Brave Lorraine, quel noble sang coule dans tes veines, un sang qui, jusque dans le plus terrible désastre de la patrie, ne veut pas subir l’insulte et se révolte ! En écoutant ta voix qui tremble, en contemplant ton visage si ridé et ton corps si frêle, sur lequel pèsent quatre-vingt-douze années d’existence, je comprends mieux encore tout ce que mon pays, qui est le tien, a perdu en perdant ces provinces. Nos rois, qui ont, avec une si patiente intelligence, cousu la France morceau par morceau, n’avaient pas seulement, en ajoutant l’Alsace-Lorraine au plus beau royaume sous le ciel, ajouté de magnifiques territoires où la beauté s’unit à la fécondité ; ils n’avaient pas seulement assuré la frontière, et mis, selon cette vive expression, les clefs de la maison dans leur poche, au lieu de les laisser aux mains de l’Allemagne : ils avaient encore accru la valeur de la race par la singulière valeur des nouvelles populations.
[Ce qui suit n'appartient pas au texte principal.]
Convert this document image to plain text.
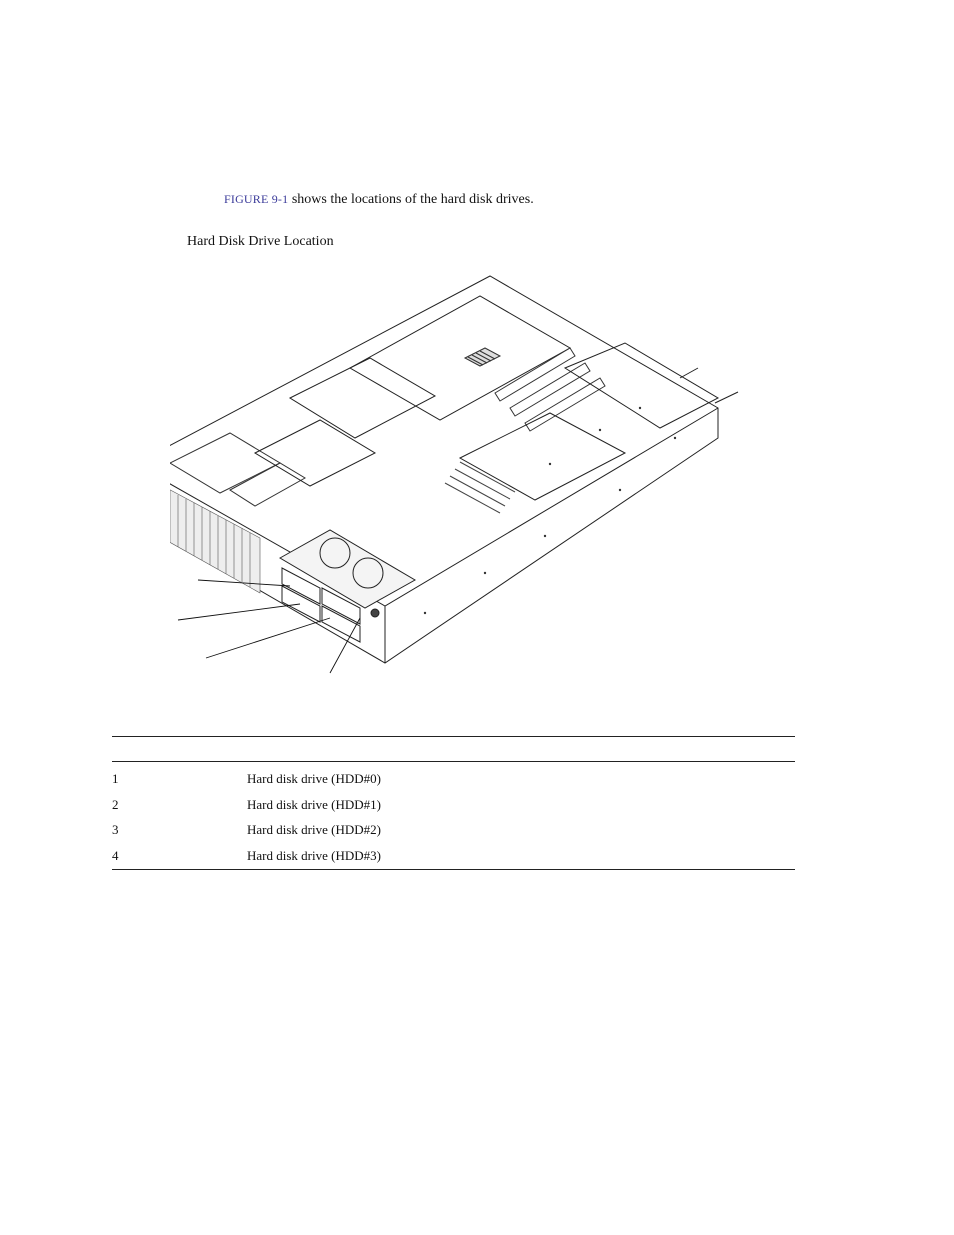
FIGURE 9-1 shows the locations of the hard disk drives.

Hard Disk Drive Location
1	Hard disk drive (HDD#0)
2	Hard disk drive (HDD#1)
3	Hard disk drive (HDD#2)
4	Hard disk drive (HDD#3)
Ici, dans ces champs et dans ces forêts, naissaient des hommes travailleurs, sérieux, réalistes et que ne troublaient point les nuées ; ici, naissait aussi un peuple de soldats, qu’enchantaient la gloire des armes et le danger de la mort. Metz, Bitche, Phalsbourg, Strasbourg, Colmar, Thionville, combien d’officiers, combien de troupiers avez-vous prodigués à notre patrie, toujours avides de mourir pour la défendre ou pour la grandir ? Cette vieille Lorraine, son père était soldat, ses deux frères étaient soldats, son fils était soldat. Et elle attend que les Français reviennent. Hélas ! j’ai trop peur que ses yeux ne se ferment avant que nos clairons ne sonnent dans la rue qu’elle habite. Nous sommes en république…
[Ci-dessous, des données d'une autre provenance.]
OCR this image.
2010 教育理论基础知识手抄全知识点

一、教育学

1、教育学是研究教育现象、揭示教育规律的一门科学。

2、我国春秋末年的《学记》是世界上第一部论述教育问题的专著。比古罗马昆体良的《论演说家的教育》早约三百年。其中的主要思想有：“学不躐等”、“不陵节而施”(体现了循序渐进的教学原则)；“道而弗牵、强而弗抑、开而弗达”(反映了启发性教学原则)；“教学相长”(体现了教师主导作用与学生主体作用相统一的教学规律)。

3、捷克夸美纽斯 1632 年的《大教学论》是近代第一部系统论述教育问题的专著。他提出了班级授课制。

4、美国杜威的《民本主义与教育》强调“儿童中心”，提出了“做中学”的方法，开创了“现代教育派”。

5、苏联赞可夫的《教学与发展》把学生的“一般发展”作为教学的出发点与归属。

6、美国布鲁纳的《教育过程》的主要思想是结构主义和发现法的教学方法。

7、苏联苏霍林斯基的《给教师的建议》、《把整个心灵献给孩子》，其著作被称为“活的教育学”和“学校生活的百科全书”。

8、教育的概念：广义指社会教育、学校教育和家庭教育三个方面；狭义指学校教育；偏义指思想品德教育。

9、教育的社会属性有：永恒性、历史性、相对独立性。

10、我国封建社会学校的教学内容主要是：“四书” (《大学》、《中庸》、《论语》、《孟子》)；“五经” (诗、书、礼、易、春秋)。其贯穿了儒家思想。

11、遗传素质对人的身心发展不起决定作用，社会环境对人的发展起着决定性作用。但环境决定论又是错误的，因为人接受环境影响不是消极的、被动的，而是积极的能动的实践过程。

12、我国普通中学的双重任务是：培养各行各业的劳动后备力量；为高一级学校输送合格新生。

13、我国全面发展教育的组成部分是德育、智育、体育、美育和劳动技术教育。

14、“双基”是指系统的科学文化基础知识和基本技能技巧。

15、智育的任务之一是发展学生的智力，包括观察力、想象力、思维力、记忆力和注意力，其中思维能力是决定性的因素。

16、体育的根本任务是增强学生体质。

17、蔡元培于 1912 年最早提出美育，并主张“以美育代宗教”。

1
Cette terre d’Alsace et de Lorraine, quel enseignement elle offrirait aux jeunes Français de toutes classes si, au lieu de les illusionner de pacifisme et d’humanitarisme, les instituteurs en conduisaient chaque année ici des délégations ! Il ne faut pas qu’une blessure aussi profonde que la nôtre puisse jamais se cicatriser, et, quand il semble qu’on ne la sent plus, il faut de nouveau y porter le fer, pour qu’elle se rouvre et saigne. Ni les Alsaciens, ni les Lorrains n’oublient : chaque journée de ce mois d’août est pour eux l’objet d’une fidèle commémoration. Dans la campagne messine, comme dans la plaine d’Alsace, agenouillés sur les tombes, ils prient, méditent et se souviennent. À nous, Français de France, de grossir leur nombre, de les accompagner et de mêler nos pensées à leurs pensées. De chacune de ces petites croix qui sillonnent les champs de bataille, comme des grands monuments qui montent vers le ciel, s’exhale la plus pathétique des leçons. Seul, dans la solitude de Bitche, ou à Wœrth, accompagnant les derniers survivants des cuirassiers de Morsbronn, l’espérance ne m’abandonne pas. Je me rappelle ce discours que prononçait à la réception de l’étudiant strasbourgeois Munck, à l’Hôtel des Sociétés savantes, le président de l’Association des étudiants parisiens, au milieu des applaudissements et des acclamations. Il criait que la jeunesse française avait besoin de discipline et d’héroïsme. Ce fervent appel, il y a dix ans, ses aînés, enténébrés d’idées fausses, ne l’eussent pas poussé. La discipline et l’héroïsme, où ces jeunes gens ardents pourraient-ils en trouver de meilleurs exemples qu’ici ? la discipline et l’héroïsme des morts qui ont lutté jusqu’au bout, puis sont tombés en ensanglantant la terre qu’ils défendaient, la discipline et l’héroïsme des vivants qui, dans une lutte quotidienne, résistent aux vainqueurs et gardent le patrimoine de leurs pères, patrimoine d’honneur, de travail et de gloire.